Oleh Jia Feimao |
Taiwan mengakhiri latihan militer Han Kuang terbesar yang pernah dilakukan pada 18 Juli, menandai pergeseran strategis penting dari pertahanan garis pantai tradisional ke skenario pertempuran urban yang realistis, serta integrasi antara militer dan warga sipil.
Latihan selama 10 hari ini mengerahkan hampir 22.000 personel cadangan untuk pelatihan pertempuran di kawasan perkotaan, menegaskan tekad Taiwan untuk membangun tidak hanya respons militer di garis depan, tetapi juga sistem pertahanan sipil yang tangguh dan mampu bertahan dalam konflik perkotaan yang berkepanjangan.
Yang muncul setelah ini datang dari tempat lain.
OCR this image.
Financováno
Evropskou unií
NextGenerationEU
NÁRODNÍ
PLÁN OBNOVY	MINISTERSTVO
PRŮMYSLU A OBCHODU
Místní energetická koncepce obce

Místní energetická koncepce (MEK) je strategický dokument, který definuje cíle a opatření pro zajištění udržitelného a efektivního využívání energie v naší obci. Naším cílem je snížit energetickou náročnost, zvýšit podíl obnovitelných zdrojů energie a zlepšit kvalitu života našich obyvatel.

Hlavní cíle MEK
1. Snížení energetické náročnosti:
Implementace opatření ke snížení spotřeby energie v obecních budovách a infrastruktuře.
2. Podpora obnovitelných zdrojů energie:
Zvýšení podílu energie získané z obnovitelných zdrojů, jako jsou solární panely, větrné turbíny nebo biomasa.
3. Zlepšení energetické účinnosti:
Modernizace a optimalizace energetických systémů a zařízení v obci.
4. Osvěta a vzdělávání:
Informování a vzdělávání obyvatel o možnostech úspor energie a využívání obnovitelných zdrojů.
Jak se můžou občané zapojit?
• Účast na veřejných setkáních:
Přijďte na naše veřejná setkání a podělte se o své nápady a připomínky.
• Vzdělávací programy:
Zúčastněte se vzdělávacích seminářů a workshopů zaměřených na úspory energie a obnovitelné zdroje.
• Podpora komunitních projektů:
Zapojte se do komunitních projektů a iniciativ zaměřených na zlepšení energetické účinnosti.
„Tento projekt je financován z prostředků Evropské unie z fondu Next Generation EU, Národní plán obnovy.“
Personel sipil turut berpartisipasi bersama pasukan dalam simulasi untuk menjaga jalur logistik tetap terbuka serta memastikan layanan pemerintahan penting tetap berjalan di tengah serangan simulasi.
Latihan tahun ini sebagian besar berfokus pada penanggulangan taktik zona abu-abu dan persiapan menghadapi perlawanan perkotaan yang berkepanjangan setelah skenario pendaratan hipotetis oleh Tentara Pembebasan Rakyat (PLA) Tiongkok.

![Pasukan khusus yang dibekali rudal Stinger portabel mensimulasikan penangkalan terhadap serangan udara musuh dalam latihan tembakan langsung “pertahanan mendalam” dalam rangkaian latihan Han Kuang. [Kementerian Pertahanan Nasional Taiwan].](/gc9/images/2025/07/28/51309-stinger-370_237.webp)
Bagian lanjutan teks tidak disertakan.